Pay for all Professor Levels Here now Ranks Above Median Among Public AAU Schools

Average salaries of Pittsburgh campus full professors ($105,600), associate professors ($70,200), assistant professors ($61,600) and faculty librarians ($54,300) all have gained ground since last year compared with salaries at other Association of American Universities (AAU) schools.
For salaries at all three professorial levels, Pitt now ranks above the median among the 34 public universities in the United States that belong to the AAU, a group of prominent North American research universities that includes public institutions such as Pitt, Penn State and the state systems of California and New York, as well as private universities, including Carnegie Mellon and the Ivy League schools.

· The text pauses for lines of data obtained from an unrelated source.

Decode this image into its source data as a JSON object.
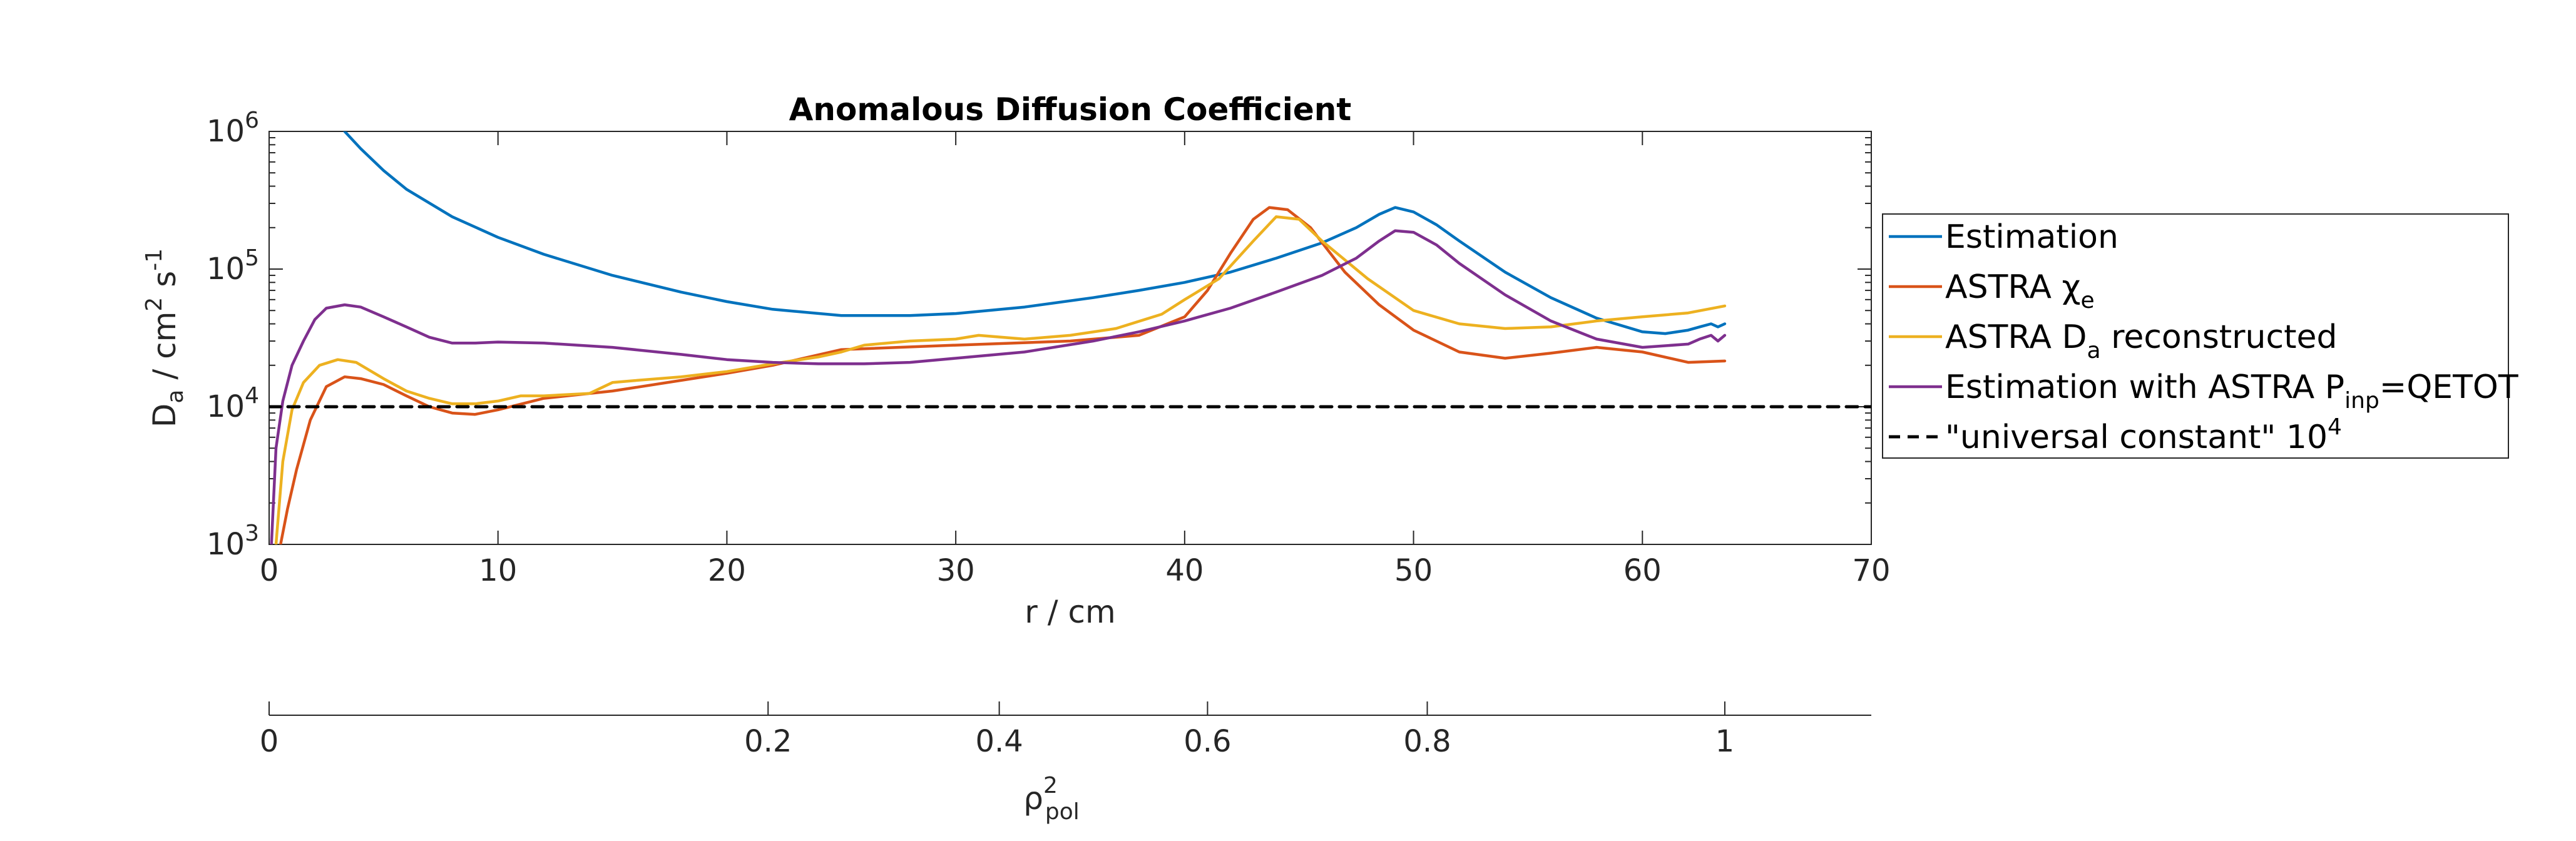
{
  "chart_data": {
    "type": "line",
    "title": "Anomalous Diffusion Coefficient",
    "xlabel": "r / cm",
    "ylabel": {
      "main": "D",
      "sub": "a",
      "rest": " / cm",
      "sup": "2",
      "rest2": " s",
      "sup2": "-1"
    },
    "xlim": [
      0,
      70
    ],
    "ylim": [
      1000,
      1000000
    ],
    "yscale": "log",
    "grid": false,
    "legend_position": "outside-right",
    "x_ticks": [
      "0",
      "10",
      "20",
      "30",
      "40",
      "50",
      "60",
      "70"
    ],
    "y_ticks": [
      {
        "base": "10",
        "exp": "3"
      },
      {
        "base": "10",
        "exp": "4"
      },
      {
        "base": "10",
        "exp": "5"
      },
      {
        "base": "10",
        "exp": "6"
      }
    ],
    "secondary_axis": {
      "label": {
        "main": "ρ",
        "sup": "2",
        "sub": "pol"
      },
      "ticks": [
        {
          "label": "0",
          "r": 0
        },
        {
          "label": "0.2",
          "r": 21.8
        },
        {
          "label": "0.4",
          "r": 31.9
        },
        {
          "label": "0.6",
          "r": 41.0
        },
        {
          "label": "0.8",
          "r": 50.6
        },
        {
          "label": "1",
          "r": 63.6
        }
      ]
    },
    "series": [
      {
        "name": "Estimation",
        "color": "#0072BD",
        "x": [
          3.3,
          4,
          5,
          6,
          8,
          10,
          12,
          15,
          18,
          20,
          22,
          25,
          28,
          30,
          33,
          36,
          38,
          40,
          42,
          44,
          46,
          47.5,
          48.5,
          49.2,
          50,
          51,
          52,
          54,
          56,
          58,
          60,
          61,
          62,
          62.5,
          63,
          63.3,
          63.6
        ],
        "y": [
          1000000,
          750000,
          520000,
          380000,
          240000,
          170000,
          128000,
          90000,
          68000,
          58000,
          51000,
          46000,
          46000,
          47500,
          53000,
          62000,
          70000,
          80000,
          95000,
          120000,
          155000,
          200000,
          250000,
          280000,
          260000,
          210000,
          160000,
          95000,
          62000,
          44000,
          35000,
          34000,
          36000,
          38000,
          40000,
          38000,
          40000
        ]
      },
      {
        "name": "ASTRA χ_e",
        "label_parts": {
          "main": "ASTRA ",
          "sym": "χ",
          "sub": "e"
        },
        "color": "#D95319",
        "x": [
          0.5,
          0.8,
          1.2,
          1.8,
          2.5,
          3.3,
          4,
          5,
          6,
          7,
          8,
          9,
          10,
          12,
          15,
          20,
          22,
          25,
          30,
          35,
          38,
          40,
          41,
          42,
          43,
          43.7,
          44.5,
          45.5,
          47,
          48.5,
          50,
          52,
          54,
          56,
          58,
          60,
          62,
          63.6
        ],
        "y": [
          1000,
          1800,
          3500,
          8000,
          14000,
          16500,
          16000,
          14500,
          12000,
          10000,
          9000,
          8800,
          9500,
          11500,
          13000,
          17500,
          20000,
          26000,
          28000,
          30000,
          33000,
          45000,
          70000,
          130000,
          230000,
          280000,
          270000,
          200000,
          95000,
          55000,
          36000,
          25000,
          22500,
          24500,
          27000,
          25000,
          21000,
          21500
        ]
      },
      {
        "name": "ASTRA D_a reconstructed",
        "label_parts": {
          "main": "ASTRA D",
          "sub": "a",
          "rest": " reconstructed"
        },
        "color": "#EDB120",
        "x": [
          0.3,
          0.6,
          1,
          1.5,
          2.2,
          3,
          3.8,
          5,
          6,
          7,
          8,
          9,
          10,
          11,
          12,
          14,
          15,
          16,
          18,
          20,
          22,
          24,
          25,
          26,
          28,
          30,
          31,
          33,
          35,
          37,
          39,
          40,
          41.5,
          43,
          44,
          45,
          46,
          48,
          50,
          52,
          54,
          56,
          58,
          60,
          62,
          63.6
        ],
        "y": [
          1000,
          4000,
          9500,
          15000,
          20000,
          22000,
          21000,
          16000,
          13000,
          11500,
          10500,
          10500,
          11000,
          12000,
          12000,
          12500,
          15000,
          15500,
          16500,
          18000,
          20500,
          23000,
          25000,
          28000,
          30000,
          31000,
          33000,
          31000,
          33000,
          37000,
          47000,
          60000,
          85000,
          160000,
          240000,
          230000,
          160000,
          85000,
          50000,
          40000,
          37000,
          38000,
          42000,
          45000,
          48000,
          54000
        ]
      },
      {
        "name": "Estimation with ASTRA P_inp=QETOT",
        "label_parts": {
          "main": "Estimation with ASTRA P",
          "sub": "inp",
          "rest": "=QETOT"
        },
        "color": "#7E2F8E",
        "x": [
          0.1,
          0.3,
          0.6,
          1,
          1.5,
          2,
          2.5,
          3.3,
          4,
          5,
          6,
          7,
          8,
          9,
          10,
          12,
          15,
          18,
          20,
          22,
          24,
          26,
          28,
          30,
          33,
          36,
          38,
          40,
          42,
          44,
          46,
          47.5,
          48.5,
          49.2,
          50,
          51,
          52,
          54,
          56,
          58,
          60,
          62,
          62.5,
          63,
          63.3,
          63.6
        ],
        "y": [
          1000,
          5000,
          11000,
          20000,
          30000,
          43000,
          52000,
          55000,
          53000,
          45000,
          38000,
          32000,
          29000,
          29000,
          29500,
          29000,
          27000,
          24000,
          22000,
          21000,
          20500,
          20500,
          21000,
          22500,
          25000,
          30000,
          35000,
          42000,
          52000,
          68000,
          90000,
          120000,
          160000,
          190000,
          185000,
          150000,
          110000,
          65000,
          42000,
          31000,
          27000,
          28500,
          31000,
          33000,
          30000,
          33000
        ]
      },
      {
        "name": "\"universal constant\" 10^4",
        "label_parts": {
          "main": "\"universal constant\" 10",
          "sup": "4"
        },
        "color": "#000000",
        "dashed": true,
        "x": [
          0,
          70
        ],
        "y": [
          10000,
          10000
        ]
      }
    ]
  }
}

Based on an analysis by Pitt’s Office of Institutional Research of data published in the March-April issue of Academe, the journal of the American Association of University Professors (AAUP), Pitt ranks 13th among the 34 public AAU schools for the average salary paid to full professors (up from 15th place last year and 19th the year before that), 16th for associate professors’ average salary (up from 17th place last year and 21st two years ago) and 13th for assistant professors’ average pay (up from 14th last year and 19th two years ago).
Pitt librarians’ salaries – which for years had ranked near the bottom among AAU schools that belong to the Association of Research Librarians (ARL) – also moved up in rank.
Among the 34 public AAU/ARL schools, the average salary of a faculty librarian in Pitt’s University Library System (ULS) ranks 22nd, up from 24th place last year and 30th two years ago. ULS is one of several Pitt units (others have included the regional campuses and the schools of business, engineering and law) that have received additional, centrally allocated salary money in recent years from Provost James V. Maher to boost average pay and help those units hire and retain high-quality faculty.

Pitt faculty salaries rank considerably lower when measured against salaries of all 60 U.S. private as well as public AAU universities surveyed – although Pitt did move up in rank in all three professorial categories among the full U.S. AAU membership: from 36th place to 35th for full professors, from 43rd to 40th for associate professors, from 39th to 37th for assistant professors. Among the 57 AAU/ARL private and public schools, the average pay of a Pitt librarian improved in rank from 43rd to 40th place.
The AAUP data revealed that the average percentage raise among continuing, full-time Pitt faculty last year (4.2 percent) exceeded the national average not only among public colleges and universities (2.6 percent) but private ones (4 percent), too.